Five key takeaways from N-able’s 2025 SOC Report

1. The endpoint remains critical, but the cloud is rising

Attackers still target endpoints, but the report shows cloud threats are quickly growing. Between December 2024 and February 2025, 56% of detections in Adlumin’s SOC came from endpoints, while 44% were cloud-based. As more work moves to the cloud, attackers are targeting it more often.

This shift calls for strong protection for both endpoints and cloud accounts. An example in the report describes a financial firm that avoided a major ransomware incident by quickly isolating affected endpoints after attackers compromised VPN credentials. The lesson is clear, organisations must be prepared to act fast across both traditional and cloud environments.

2. Speeding up incident response with AI and automation

The report has also identified that AI and automation is able to make SOCs more efficient. Between December 2024 and February 2025, 70% of incident investigation and response tasks were automated. AI can now handle alert triage, investigate threats, and create reports in seconds, giving analysts more time for important tasks.

Automation helps identify unusual activity, recognise attack patterns, and explain investigations clearly to others.

3. Human analysts are still essential

Despite AI’s progress, human expertise is still needed. Most alerts (86%) must be reviewed before being escalated, and about 10% of cases require direct action from the MDR team.

AI supports analysts by handling routine work, letting them focus on complex threats and planning. To get the best out of your SOC, utilising both AI and human skills is an important factor.

4. Quick action is key to stopping threats

Cyber attacks often happen quickly, so a fast response is vital. The shortest breakout time noted in 2024 by the Adlumin team was under 8 minutes. In one case, Adlumin’s quick endpoint isolation stopped a ransomware attack within 16 minutes.

During the period studied, 95% of proactive responses involved resetting passwords or disabling accounts. Automating these actions gives organisations a crucial advantage in stopping attacks swiftly.

5. AI greatly improves threat hunting and efficiency

The report highlights a 153x increase in threat hunting after introducing AI tools.

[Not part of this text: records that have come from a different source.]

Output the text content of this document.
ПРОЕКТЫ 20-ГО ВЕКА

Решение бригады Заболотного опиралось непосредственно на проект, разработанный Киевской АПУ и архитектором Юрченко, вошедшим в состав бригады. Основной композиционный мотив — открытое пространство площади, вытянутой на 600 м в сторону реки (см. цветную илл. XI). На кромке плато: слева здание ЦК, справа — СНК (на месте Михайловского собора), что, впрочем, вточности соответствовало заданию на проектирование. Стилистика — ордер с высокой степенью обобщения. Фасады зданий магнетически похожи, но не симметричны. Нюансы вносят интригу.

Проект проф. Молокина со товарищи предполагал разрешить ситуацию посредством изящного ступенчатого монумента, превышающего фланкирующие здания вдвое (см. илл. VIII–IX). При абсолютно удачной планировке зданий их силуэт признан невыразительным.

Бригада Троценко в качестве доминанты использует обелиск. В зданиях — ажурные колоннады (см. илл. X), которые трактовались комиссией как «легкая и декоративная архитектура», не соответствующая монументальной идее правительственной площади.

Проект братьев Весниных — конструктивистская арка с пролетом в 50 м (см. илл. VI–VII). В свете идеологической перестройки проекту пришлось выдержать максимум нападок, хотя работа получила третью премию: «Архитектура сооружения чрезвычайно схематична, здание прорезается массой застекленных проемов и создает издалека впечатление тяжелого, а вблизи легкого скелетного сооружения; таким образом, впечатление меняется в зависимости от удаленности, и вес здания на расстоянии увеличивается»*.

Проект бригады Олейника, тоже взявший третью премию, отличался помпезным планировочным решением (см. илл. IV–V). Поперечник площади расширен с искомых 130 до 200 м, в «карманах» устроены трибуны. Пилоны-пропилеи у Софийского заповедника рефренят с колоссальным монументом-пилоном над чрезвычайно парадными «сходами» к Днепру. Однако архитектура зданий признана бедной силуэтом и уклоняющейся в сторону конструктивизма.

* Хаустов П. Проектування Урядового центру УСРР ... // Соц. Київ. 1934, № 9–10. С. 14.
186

By automating routine checks, AI lets analysts look for new threats and vulnerabilities more effectively.

AI can process large amounts of data and spot patterns at a faster rate than humans could. As AI develops further, it will work more closely with analysts to protect organisations.

What does the future look like?

The 2025 SOC Report shows that cyber threats will keep changing, but so will SOCs. The future lies in combining advanced AI with skilled analysts. Whether security is managed internally or externally, SOCs that use both technology and human insight will respond best to new challenges.